Recent advances in neural networks (NN) and machine learning (ML) algorithms have been beneficial in expediting labour-intensive nematode research. In this paper, the authors assessing nematode behaviour, use a high throughput screen called C. elegans Snapshot Analysis Platform (CeSnAP) which enables researchers to go beyond subjective scoring and obtain a more reliable data analysis.

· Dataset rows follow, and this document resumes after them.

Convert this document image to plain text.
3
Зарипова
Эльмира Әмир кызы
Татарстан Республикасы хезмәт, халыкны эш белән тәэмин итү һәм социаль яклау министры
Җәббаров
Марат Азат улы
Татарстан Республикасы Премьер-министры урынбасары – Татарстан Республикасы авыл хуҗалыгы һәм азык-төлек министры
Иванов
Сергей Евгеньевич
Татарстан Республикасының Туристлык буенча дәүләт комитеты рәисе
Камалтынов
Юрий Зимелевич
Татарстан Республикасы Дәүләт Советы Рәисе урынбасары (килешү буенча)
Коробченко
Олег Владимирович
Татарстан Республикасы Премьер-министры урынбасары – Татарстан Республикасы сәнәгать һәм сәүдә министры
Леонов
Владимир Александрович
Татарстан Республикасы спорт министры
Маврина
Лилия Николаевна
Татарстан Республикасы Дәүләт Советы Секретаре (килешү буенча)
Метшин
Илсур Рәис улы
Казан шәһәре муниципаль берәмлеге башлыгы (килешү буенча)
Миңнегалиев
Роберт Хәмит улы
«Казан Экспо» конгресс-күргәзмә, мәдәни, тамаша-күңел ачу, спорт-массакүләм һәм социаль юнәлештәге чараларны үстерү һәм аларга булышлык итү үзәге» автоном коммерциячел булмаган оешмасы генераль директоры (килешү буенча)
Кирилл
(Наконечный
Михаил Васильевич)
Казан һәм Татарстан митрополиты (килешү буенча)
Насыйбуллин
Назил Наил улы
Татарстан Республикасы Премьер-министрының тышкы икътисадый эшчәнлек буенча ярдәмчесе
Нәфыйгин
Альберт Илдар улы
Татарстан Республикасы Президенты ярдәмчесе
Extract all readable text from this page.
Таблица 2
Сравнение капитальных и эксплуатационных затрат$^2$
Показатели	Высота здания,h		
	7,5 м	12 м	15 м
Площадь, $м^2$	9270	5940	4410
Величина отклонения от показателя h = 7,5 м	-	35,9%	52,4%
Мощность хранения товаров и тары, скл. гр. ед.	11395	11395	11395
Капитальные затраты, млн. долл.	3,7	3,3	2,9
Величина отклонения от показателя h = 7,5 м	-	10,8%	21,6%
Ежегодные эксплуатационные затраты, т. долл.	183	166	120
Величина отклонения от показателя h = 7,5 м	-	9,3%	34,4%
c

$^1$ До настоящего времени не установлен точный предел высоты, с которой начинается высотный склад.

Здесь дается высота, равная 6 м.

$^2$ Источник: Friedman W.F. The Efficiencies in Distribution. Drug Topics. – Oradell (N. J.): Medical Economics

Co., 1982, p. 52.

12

The authors discovered a novel link between branched-chain amino acid transferase 1 (BCAT1) and Parkinson’s Disease (PD) as the RNAi knockdown of neuronal bcat-1 in C. elegans causes abnormal age dependant spasm-like ‘curling’ behaviour. Using CeSnAP, the authors performed high-throughput curling analysis of a total of 17,000 worms in order to identify drugs that ameliorate PD-like motor dysfunction. They found that enasidenib, ethosuximide, metformin, and nitisinone are promising candidates for PD.
This study is an example of the increasing trend towards employing neural networks and machine learning in nematode research and how beneficial it can be to effeciently collect and analyze large amounts of data.
Sohrabi, S., Mor, D. E., Kaletsky, R., Keyes, W., & Murphy, C. T. (2021). High-throughput behavioral screen in C. elegans reveals Parkinson’s disease drug candidates. Communications biology, 4(1), 1-9.